The reversal strategy is a very popular binary options trading strategy, which is used by both beginners and experienced traders. It is based on common sense yet herein lies the catch, in order to make profits while using this strategy, the trader should be able to exactly understand the trend of the market. Beginners, who employ this strategy, are reliant upon external or market news fed to them by the agent while experts have all empirical evidence plus market intelligence to bet in the right direction.
The principal is simple, follow the asset until the price reaches such a point where reversal in trend is imminent. The underlying price can either reach resistance or it can reach support, it may not reach any of these points yet reach to a certain point where it starts to begin trend reversal. In such a case, you get a put or call based on the direction of the price movement. The strategy can also be used if there are some unnatural or unexpected price positions held by the underlying asset. A case of a blue chip company having a temporary crisis or a company close to making a good announcement will be prime example of such case.

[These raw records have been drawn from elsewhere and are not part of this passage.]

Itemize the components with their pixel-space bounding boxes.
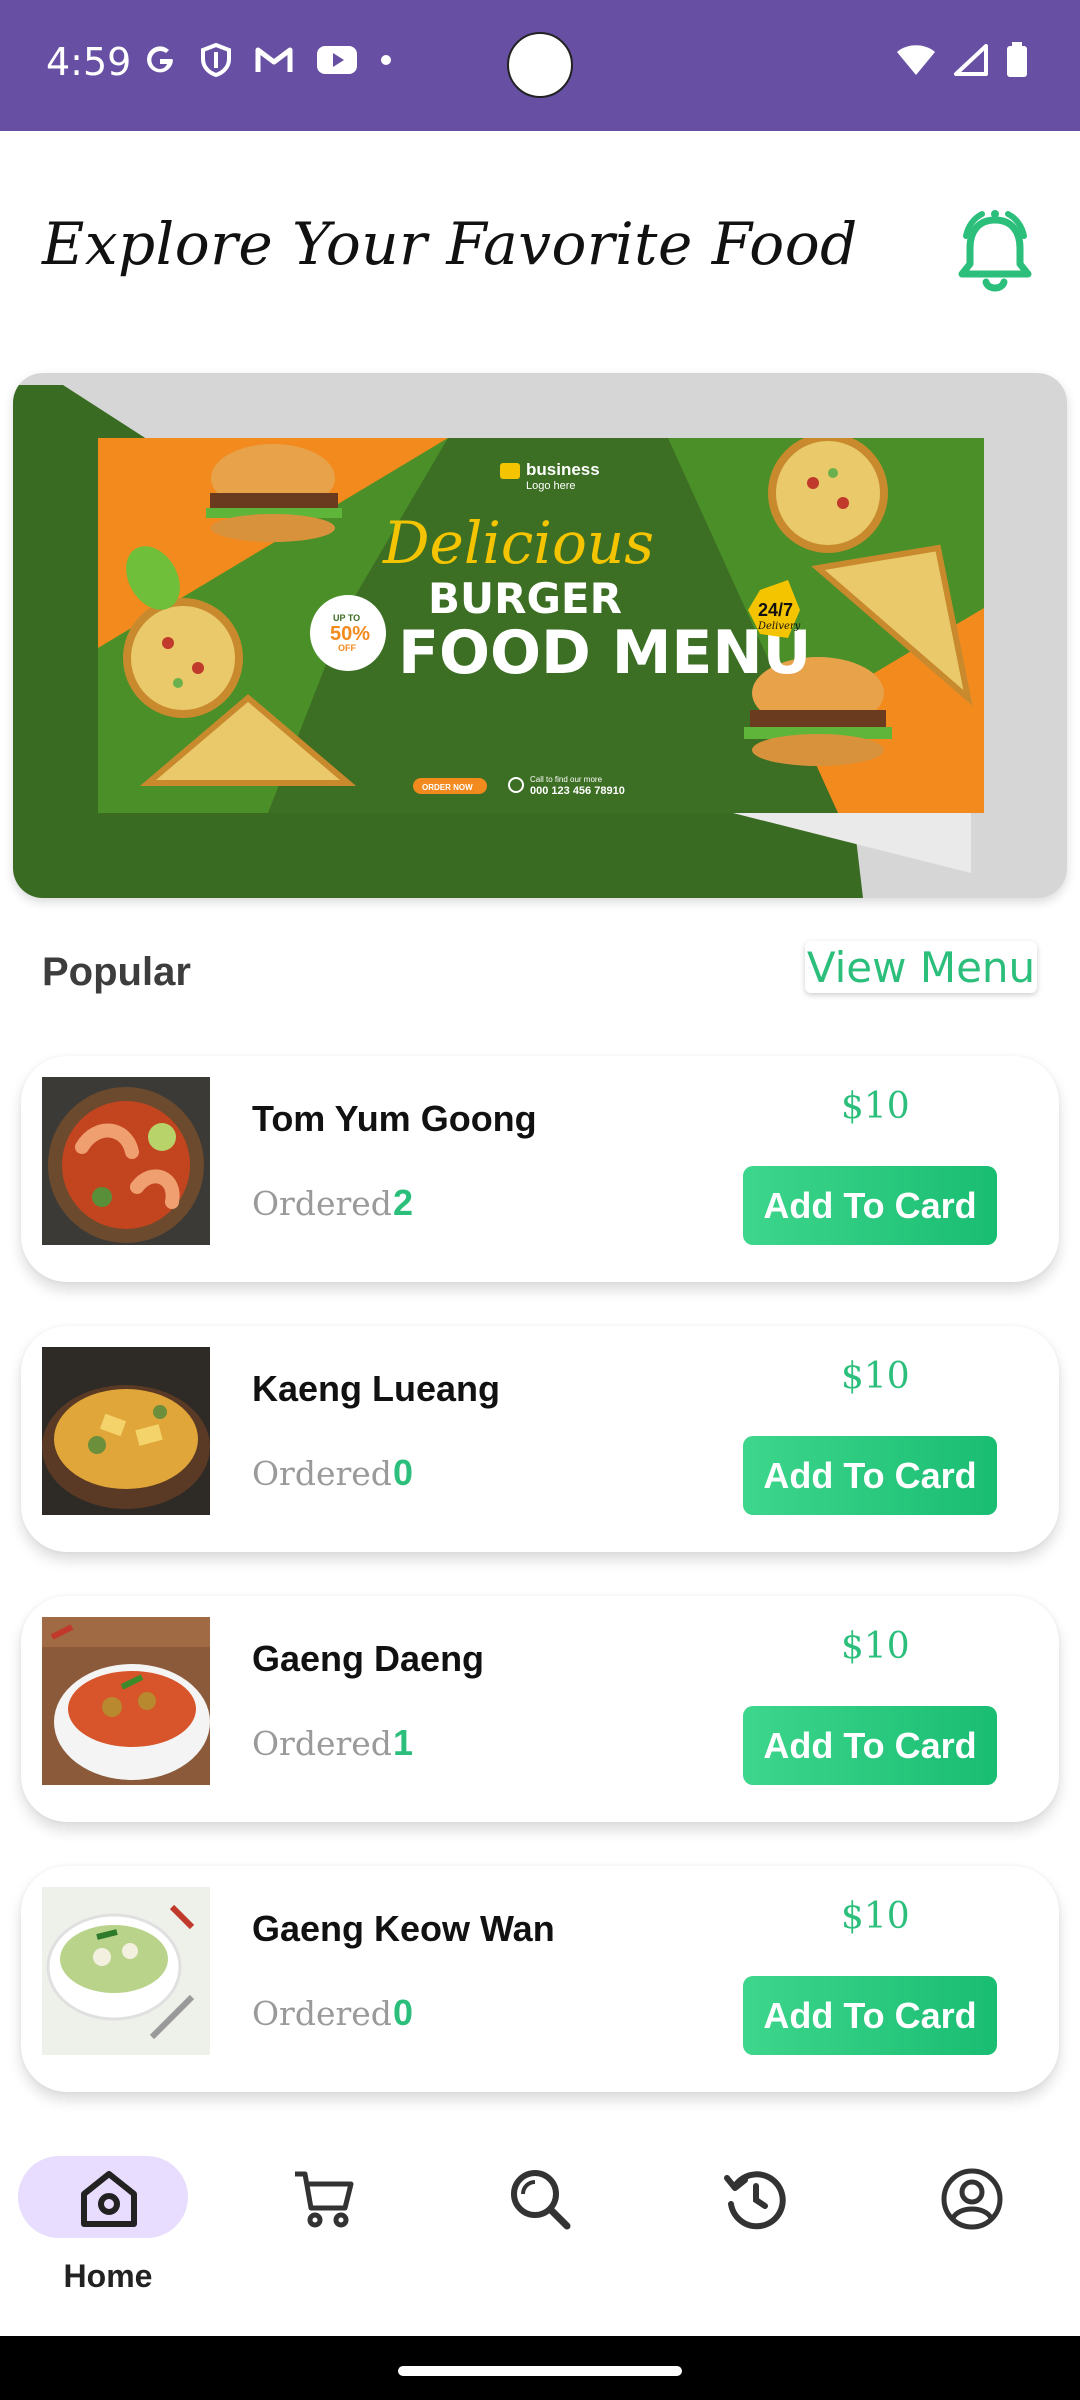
home-icon	[81, 2171, 137, 2227]
nav-label-home: Home	[63, 2258, 153, 2294]
banner-call-text: Call to find our more	[530, 775, 603, 784]
status-bar: 4:59	[0, 0, 1080, 131]
signal-icon	[954, 44, 988, 76]
food-price: $10	[841, 1626, 910, 1667]
food-card[interactable]: Gaeng Daeng Ordered 1 $10 Add To Card	[21, 1596, 1059, 1822]
banner-discount-value: 50%	[330, 623, 370, 645]
food-card[interactable]: Kaeng Lueang Ordered 0 $10 Add To Card	[21, 1326, 1059, 1552]
nav-item-search[interactable]	[479, 2158, 599, 2298]
ordered-label: Ordered	[252, 1454, 392, 1493]
food-name: Gaeng Keow Wan	[252, 1908, 555, 1949]
ordered-label: Ordered	[252, 1184, 392, 1223]
banner-logo-text: business	[526, 460, 600, 479]
section-title-popular: Popular	[42, 950, 191, 994]
food-card[interactable]: Tom Yum Goong Ordered 2 $10 Add To Card	[21, 1056, 1059, 1282]
banner-logo-sub: Logo here	[526, 480, 576, 492]
history-icon	[724, 2171, 786, 2230]
add-to-card-button[interactable]: Add To Card	[743, 1166, 997, 1245]
status-system-icons	[896, 42, 1028, 78]
google-icon	[147, 46, 173, 73]
bell-icon[interactable]	[952, 206, 1038, 296]
food-card[interactable]: Gaeng Keow Wan Ordered 0 $10 Add To Card	[21, 1866, 1059, 2092]
banner-discount-bottom: OFF	[338, 643, 356, 653]
food-name: Kaeng Lueang	[252, 1368, 501, 1409]
ordered-label: Ordered	[252, 1994, 392, 2033]
banner-phone: 000 123 456 78910	[530, 785, 625, 797]
banner-discount-top: UP TO	[333, 613, 360, 623]
food-thumbnail	[42, 1347, 210, 1515]
food-price: $10	[841, 1086, 910, 1127]
ordered-label: Ordered	[252, 1724, 392, 1763]
ordered-count: 0	[393, 1452, 414, 1493]
gesture-navigation-bar	[0, 2336, 1080, 2400]
youtube-icon	[317, 46, 357, 74]
gesture-handle[interactable]	[398, 2366, 682, 2376]
camera-cutout	[507, 32, 573, 98]
page-title: Explore Your Favorite Food	[42, 210, 858, 278]
add-to-card-button[interactable]: Add To Card	[743, 1436, 997, 1515]
food-thumbnail	[42, 1077, 210, 1245]
dot-icon	[381, 55, 391, 65]
nav-item-cart[interactable]	[263, 2158, 383, 2298]
add-to-card-button[interactable]: Add To Card	[743, 1976, 997, 2055]
wifi-icon	[897, 45, 935, 75]
banner-art: business Logo here Delicious BURGER FOOD…	[98, 438, 984, 813]
food-thumbnail	[42, 1617, 210, 1785]
ordered-count: 1	[393, 1722, 414, 1763]
food-name: Gaeng Daeng	[252, 1638, 485, 1679]
banner-line2: FOOD MENU	[398, 618, 811, 688]
profile-icon	[941, 2168, 1003, 2230]
food-price: $10	[841, 1356, 910, 1397]
nav-item-history[interactable]	[695, 2158, 815, 2298]
battery-icon	[1007, 42, 1027, 77]
banner-badge-top: 24/7	[758, 600, 793, 620]
nav-item-home[interactable]: Home	[18, 2156, 188, 2298]
gmail-icon	[255, 47, 293, 72]
status-time: 4:59	[46, 40, 132, 84]
food-price: $10	[841, 1896, 910, 1937]
banner-image: business Logo here Delicious BURGER FOOD…	[98, 438, 984, 813]
promo-banner[interactable]: business Logo here Delicious BURGER FOOD…	[13, 373, 1067, 898]
search-icon	[511, 2170, 571, 2230]
food-thumbnail	[42, 1887, 210, 2055]
nav-item-profile[interactable]	[911, 2158, 1031, 2298]
food-name: Tom Yum Goong	[252, 1098, 537, 1139]
add-to-card-button[interactable]: Add To Card	[743, 1706, 997, 1785]
bottom-navigation: Home	[0, 2116, 1080, 2336]
ordered-count: 2	[393, 1182, 414, 1223]
cart-icon	[295, 2171, 354, 2228]
banner-cta: ORDER NOW	[422, 783, 473, 792]
shield-icon	[201, 42, 231, 78]
banner-line1: BURGER	[428, 574, 622, 623]
banner-script-text: Delicious	[382, 509, 654, 577]
view-menu-button[interactable]: View Menu	[805, 941, 1037, 993]
banner-badge-bottom: Delivery	[757, 621, 801, 632]
ordered-count: 0	[393, 1992, 414, 2033]
status-notification-icons	[142, 42, 392, 78]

In order to end in the money, not only you have to guess the direction right but you also have to estimate the time. The price may ultimately fall but if you have purchased an option that says 5 days and the option ends up maintaining the price for 5 days, you will still not end in the money. In order to understand trends right, you should be aware of MACD, RSI, Head and shoulder tunnels and other available trend analysis techniques. You should also have access to empirical data and market information. Both these things are very critical as many options are cyclical in nature and understanding the start and end of cycle can be highly crucial.
To sum it up, despite the fact that it looks a simple to execute strategy, the pitfalls are real and false (fake) reversal points can lead to loss of money.